Twiitter 2.0 has seen the publication of the Twitter Files, which include information from the platform intended to prove that Twitter 1.0 — pre-Musk — had implemented practices to muzzle conservative voices. These internal platform documents were given to some journalists.
One of the points in the Twitter Files is the way the platform had blocked the sharing of a New York Post article on Hunter Biden’s activities in Ukraine. This story appeared during the 2020 election campaign pitting his father, Joe Biden, against incumbent President Donald J. Trump.
Twitter Co-Founder and Former CEO Jack Dorsey has told Congress that the decision to block the article was a mistake.
But Musk and conservatives have made it a priority in recent weeks to prove what they allege is social media’s pro-Democratic bias.
It is in this context that President Biden has just posted a message on Twitter and a video praising his environmental action.
Musk has now taken the opportunity to use a climate metaphor to indicate that a banking crisis marked by the collapse of banks is occurring under Biden’s reign. As a result, Musk says, this should be his priority.
‘The Banks Are Melting’: Musk
“In my first year in office, we protected more lands and waters than any president since John F. Kennedy,” Biden said on March 22. “We’ve also made the largest investment to fight climate change – ever.
“Today, we’re building on that momentum by protecting additional natural wonders,” the president concluded.
The minute-plus video accompanying this message is Biden’s announcement that he is issuing a presidential memorandum, directing the secretary of commerce to immediately consider designating 777,000 square miles on the Pacific Ocean southwest of Hawaii a National Marine Sanctuary.
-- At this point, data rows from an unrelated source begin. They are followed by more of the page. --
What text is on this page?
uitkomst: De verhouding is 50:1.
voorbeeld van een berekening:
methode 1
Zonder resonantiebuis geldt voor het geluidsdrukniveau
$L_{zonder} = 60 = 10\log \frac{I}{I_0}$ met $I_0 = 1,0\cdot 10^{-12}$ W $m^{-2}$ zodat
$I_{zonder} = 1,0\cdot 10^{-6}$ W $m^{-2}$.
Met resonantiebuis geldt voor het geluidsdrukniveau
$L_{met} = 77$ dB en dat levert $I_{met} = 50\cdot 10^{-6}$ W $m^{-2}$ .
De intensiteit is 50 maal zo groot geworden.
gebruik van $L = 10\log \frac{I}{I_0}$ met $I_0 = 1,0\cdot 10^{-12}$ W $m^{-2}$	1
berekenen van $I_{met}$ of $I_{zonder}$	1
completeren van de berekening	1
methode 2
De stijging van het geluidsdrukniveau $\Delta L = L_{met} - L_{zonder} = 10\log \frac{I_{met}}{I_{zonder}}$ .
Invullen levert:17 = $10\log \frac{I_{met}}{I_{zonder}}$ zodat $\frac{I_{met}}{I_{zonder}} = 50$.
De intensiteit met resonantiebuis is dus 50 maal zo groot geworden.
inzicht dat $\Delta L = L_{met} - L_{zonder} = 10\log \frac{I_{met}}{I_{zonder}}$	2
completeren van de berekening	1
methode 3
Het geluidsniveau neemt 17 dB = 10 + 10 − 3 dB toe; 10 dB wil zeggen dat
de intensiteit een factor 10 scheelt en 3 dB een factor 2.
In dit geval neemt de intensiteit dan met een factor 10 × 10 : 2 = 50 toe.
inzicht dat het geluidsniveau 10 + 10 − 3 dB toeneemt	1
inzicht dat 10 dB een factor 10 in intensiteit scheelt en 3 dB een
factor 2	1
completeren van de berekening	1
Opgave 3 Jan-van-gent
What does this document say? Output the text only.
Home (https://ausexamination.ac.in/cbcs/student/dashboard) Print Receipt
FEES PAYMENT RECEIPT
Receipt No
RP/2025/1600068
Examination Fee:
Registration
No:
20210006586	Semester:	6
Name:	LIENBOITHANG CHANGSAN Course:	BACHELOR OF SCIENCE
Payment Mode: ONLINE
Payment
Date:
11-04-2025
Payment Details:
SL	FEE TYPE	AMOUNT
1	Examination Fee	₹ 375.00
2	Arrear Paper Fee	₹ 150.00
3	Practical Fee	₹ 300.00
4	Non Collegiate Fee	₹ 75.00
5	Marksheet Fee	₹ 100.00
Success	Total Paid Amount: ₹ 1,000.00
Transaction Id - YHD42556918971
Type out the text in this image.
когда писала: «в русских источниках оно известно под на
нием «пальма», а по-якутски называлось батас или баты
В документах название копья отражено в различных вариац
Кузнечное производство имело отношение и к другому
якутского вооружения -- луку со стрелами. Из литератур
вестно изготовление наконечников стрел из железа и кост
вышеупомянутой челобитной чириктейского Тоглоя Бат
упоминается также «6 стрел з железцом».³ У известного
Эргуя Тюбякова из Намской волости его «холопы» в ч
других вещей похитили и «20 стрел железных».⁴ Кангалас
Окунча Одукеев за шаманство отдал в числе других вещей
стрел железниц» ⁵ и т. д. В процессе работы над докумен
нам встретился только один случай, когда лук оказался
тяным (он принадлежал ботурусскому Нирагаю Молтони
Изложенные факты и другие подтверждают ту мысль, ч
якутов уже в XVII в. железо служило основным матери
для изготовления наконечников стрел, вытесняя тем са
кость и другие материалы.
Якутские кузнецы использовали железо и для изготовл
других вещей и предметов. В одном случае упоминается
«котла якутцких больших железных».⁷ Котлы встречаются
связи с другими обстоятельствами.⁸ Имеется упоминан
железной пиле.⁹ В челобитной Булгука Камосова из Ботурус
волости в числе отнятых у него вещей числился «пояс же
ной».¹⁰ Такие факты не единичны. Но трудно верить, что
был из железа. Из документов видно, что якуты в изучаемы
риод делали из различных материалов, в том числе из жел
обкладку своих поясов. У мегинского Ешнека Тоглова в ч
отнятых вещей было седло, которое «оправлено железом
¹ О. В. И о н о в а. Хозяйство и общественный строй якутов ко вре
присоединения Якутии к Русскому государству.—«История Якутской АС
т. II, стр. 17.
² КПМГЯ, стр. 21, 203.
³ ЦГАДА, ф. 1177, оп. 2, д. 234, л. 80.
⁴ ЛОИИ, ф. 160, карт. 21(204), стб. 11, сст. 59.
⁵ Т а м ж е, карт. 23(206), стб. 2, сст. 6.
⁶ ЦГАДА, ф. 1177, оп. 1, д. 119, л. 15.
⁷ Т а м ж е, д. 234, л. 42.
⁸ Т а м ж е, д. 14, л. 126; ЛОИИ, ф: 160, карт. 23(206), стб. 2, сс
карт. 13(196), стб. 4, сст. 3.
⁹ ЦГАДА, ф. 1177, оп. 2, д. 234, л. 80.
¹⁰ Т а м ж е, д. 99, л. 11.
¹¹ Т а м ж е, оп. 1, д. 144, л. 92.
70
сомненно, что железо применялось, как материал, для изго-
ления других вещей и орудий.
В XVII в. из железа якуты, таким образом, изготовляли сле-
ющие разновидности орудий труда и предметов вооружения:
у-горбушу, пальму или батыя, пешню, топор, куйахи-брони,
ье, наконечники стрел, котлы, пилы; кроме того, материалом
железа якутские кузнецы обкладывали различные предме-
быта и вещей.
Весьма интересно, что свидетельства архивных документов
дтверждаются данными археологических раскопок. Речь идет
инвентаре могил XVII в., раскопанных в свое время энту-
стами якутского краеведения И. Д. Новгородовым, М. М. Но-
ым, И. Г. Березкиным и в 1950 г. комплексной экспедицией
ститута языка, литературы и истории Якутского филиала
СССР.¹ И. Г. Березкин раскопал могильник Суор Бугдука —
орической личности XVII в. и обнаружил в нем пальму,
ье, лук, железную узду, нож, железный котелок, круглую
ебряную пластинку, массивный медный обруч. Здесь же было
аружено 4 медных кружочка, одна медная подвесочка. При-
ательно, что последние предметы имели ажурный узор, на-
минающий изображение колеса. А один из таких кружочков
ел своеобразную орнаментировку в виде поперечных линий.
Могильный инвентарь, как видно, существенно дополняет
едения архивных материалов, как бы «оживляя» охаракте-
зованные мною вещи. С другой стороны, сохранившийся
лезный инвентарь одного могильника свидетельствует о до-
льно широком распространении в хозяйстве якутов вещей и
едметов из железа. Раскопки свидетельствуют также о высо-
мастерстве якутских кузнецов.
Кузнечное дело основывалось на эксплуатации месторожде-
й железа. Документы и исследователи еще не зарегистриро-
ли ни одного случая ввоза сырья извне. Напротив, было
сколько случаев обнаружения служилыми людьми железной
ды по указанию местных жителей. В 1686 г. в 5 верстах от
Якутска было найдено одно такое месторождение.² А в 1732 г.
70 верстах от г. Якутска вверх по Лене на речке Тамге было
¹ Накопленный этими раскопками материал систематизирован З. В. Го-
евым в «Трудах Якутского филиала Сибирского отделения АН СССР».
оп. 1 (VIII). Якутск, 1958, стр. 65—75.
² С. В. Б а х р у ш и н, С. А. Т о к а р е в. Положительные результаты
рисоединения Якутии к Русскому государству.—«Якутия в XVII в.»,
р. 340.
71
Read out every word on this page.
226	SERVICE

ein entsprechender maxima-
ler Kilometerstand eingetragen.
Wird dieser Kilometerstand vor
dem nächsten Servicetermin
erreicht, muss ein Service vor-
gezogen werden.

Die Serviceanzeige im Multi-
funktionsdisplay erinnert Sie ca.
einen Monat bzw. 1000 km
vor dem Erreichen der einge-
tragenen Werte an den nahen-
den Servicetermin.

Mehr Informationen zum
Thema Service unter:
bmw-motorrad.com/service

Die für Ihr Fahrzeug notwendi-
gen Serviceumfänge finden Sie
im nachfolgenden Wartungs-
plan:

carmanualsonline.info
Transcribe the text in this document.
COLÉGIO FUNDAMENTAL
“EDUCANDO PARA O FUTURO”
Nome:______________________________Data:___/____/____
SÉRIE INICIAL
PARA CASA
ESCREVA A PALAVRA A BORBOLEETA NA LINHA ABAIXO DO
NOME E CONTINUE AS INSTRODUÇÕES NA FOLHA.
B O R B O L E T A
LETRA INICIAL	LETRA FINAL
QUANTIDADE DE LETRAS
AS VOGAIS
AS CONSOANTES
Musk, who is a pro climate, didn’t seem impressed.
The billionaire seems surprised that Biden was touting his climate action in the midst of a crisis of confidence in banks that has already led to the collapse of three — Silvergate, Silicon Valley Bank and Signature Bank in New York.
Fears of contagion to regional banks remain strong even though regulators and the White House have already indicated that the U.S. financial system is sound.
“Umm … the banks are melting,” the entrepreneur commented.
Musk’s sour comment sparked a debate among Twitter users, who, like the billionaire, believe Biden has the wrong priority.
“But Jerome and Janet said it’s fine, so it must be, right? RIGHT!?” commented one Twitter user, referring to Federal Reserve Chair Jerome Powell and Treasury Secretary Janet Yellen.
“The world is crumbling all around us, but look at this dirt we’ve saved,” quipped another user.
But another Twitter user disagreed, saying the banks are not melting.
“Two small banks failed because of the mistakes of their management, enabled by Trump’s deregulation. Customers rushed to withdraw their deposits, creating a crisis of confidence, not assets. Big banks are all well-capitalized and in better shape than in 2008,” the user commented.
The current banking crisis indeed stems from Silicon Valley Bank’s bad bet on interest rates, buying Treasury bonds when rates were low. There was no risk that the borrower — the federal government — would default.
But the bank did not address the risk that interest rates could go up. (Bond prices move inversely to interest rates.) It therefore did not hedge this risk, which meant that the value of its asset portfolio had declined. When its customers began to draw on their deposits, SVB had to sell these assets at a loss to meet the withdrawals, but the run on the bank was larger than expected.
Investors fear that other regional banks will find themselves in the same situation as SVB.